Au-delà de ces instruments, il y a une question de fond : celle de la consécration d’un droit général à l’égalité de traitement, pour toutes et pour tous, au lieu de voir se multiplier les règles spécifiques de lutte contre les discriminations, voire les « discriminations positives ». Au lieu de reconnaître aux membres de tel ou tel groupe de ne plus se voir de facto forcés de se loger dans des habitations insalubres et dangereuses aux centres ou périphéries des agglomérations urbaines, faisons plutôt en sorte que personne ne soit contraint de loger dans ce type d’habitations ni dans des localités socialement marginalisées. 

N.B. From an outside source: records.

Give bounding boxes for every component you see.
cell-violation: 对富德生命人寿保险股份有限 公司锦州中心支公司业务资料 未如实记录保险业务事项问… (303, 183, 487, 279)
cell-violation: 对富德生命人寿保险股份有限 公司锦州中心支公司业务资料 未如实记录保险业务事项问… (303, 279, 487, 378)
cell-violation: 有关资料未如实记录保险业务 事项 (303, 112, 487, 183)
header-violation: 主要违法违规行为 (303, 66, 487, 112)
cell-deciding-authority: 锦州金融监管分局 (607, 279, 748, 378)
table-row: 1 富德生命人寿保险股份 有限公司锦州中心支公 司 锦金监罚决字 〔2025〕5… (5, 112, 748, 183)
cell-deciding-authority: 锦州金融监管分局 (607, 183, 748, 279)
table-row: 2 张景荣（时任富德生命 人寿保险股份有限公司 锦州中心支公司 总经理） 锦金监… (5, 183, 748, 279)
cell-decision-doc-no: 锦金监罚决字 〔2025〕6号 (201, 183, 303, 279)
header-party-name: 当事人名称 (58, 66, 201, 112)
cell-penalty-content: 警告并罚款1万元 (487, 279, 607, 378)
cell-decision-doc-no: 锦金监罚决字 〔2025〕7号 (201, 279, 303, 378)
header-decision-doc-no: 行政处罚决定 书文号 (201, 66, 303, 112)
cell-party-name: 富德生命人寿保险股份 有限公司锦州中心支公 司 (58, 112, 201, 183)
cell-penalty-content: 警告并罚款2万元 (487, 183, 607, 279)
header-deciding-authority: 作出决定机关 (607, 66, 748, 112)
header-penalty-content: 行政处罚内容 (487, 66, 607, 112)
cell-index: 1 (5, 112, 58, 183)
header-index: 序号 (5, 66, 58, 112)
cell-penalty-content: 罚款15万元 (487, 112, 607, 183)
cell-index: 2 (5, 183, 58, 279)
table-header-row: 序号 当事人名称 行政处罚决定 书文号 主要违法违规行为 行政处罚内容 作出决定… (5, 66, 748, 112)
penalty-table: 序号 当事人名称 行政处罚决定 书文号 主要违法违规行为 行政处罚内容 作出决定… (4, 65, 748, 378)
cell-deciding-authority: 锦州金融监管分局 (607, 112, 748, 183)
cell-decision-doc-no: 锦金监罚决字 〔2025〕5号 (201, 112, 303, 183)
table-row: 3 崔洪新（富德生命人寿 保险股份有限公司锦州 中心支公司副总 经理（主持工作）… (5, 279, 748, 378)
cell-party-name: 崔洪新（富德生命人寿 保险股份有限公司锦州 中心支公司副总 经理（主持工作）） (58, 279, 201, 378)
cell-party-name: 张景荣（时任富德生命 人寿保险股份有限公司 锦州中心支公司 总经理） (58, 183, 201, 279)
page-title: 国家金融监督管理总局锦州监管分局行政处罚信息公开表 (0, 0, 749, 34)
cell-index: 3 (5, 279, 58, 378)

Il s’agirait, au fond, de passer d’un droit de la non-discrimination spécifique à un ensemble de règles au sommet duquel trône, en quelque sorte, un principe d’égalité de traitement. Cette évolution ne serait-elle pas quelque peu paradoxale... vu que, dans le même temps, le nombre de cas de figure de discriminations illicites a augmenté en droit positif français ? Ainsi la loi du 06 novembre 2001, en matière de lutte contre les discriminations, a-t-elle ajouté cinq nouveaux cas de discrimination prohibée à l’art. L. 122-45 du Code du travail français : la discrimination à raison de l’orientation sexuelle ; de l’apparence physique ; du patronyme ; de la non-appartenance (vraie ou supposée) à une nation, ethnie ou « race » ; et à raison de l’âge. De plus, la loi du 04 mars 2002 sur les droits de la malade y ajouté un autre motif de différenciation illicite, résultant de la prise en compte des caractéristiques génétiques d’un individu. 

Mais c’est, nous semble-t-il, justement en raison de cet allongement considérable de la liste des motifs s’opposant à une différenciation légitime que le passage général à une exigence d’égalité de traitement (consistant à demander que les distinctions soient justifiées par celui qui les opère) nous semble tout à fait judicieux, voire nécessaire. La multiplication des cas de discriminations prohibées par le législateur n’est que le reflet d’une prise de conscience de la société sur elle-même : de la société qui s’aperçoit que les sources potentielles de traitement injuste sont nombreuses et que les risques qui y sont liés pourraient encore s’accroître en raison des « progrès » des nouveaux moyens technologiques de collecte et de traitement de l’information qui permettent potentiellement de rassembler encore plus d’informations sur un individu. Les caractéristiques génétiques pourraient également, un jour, être prises en compte puisque les outils technologiques le rendraient possible !  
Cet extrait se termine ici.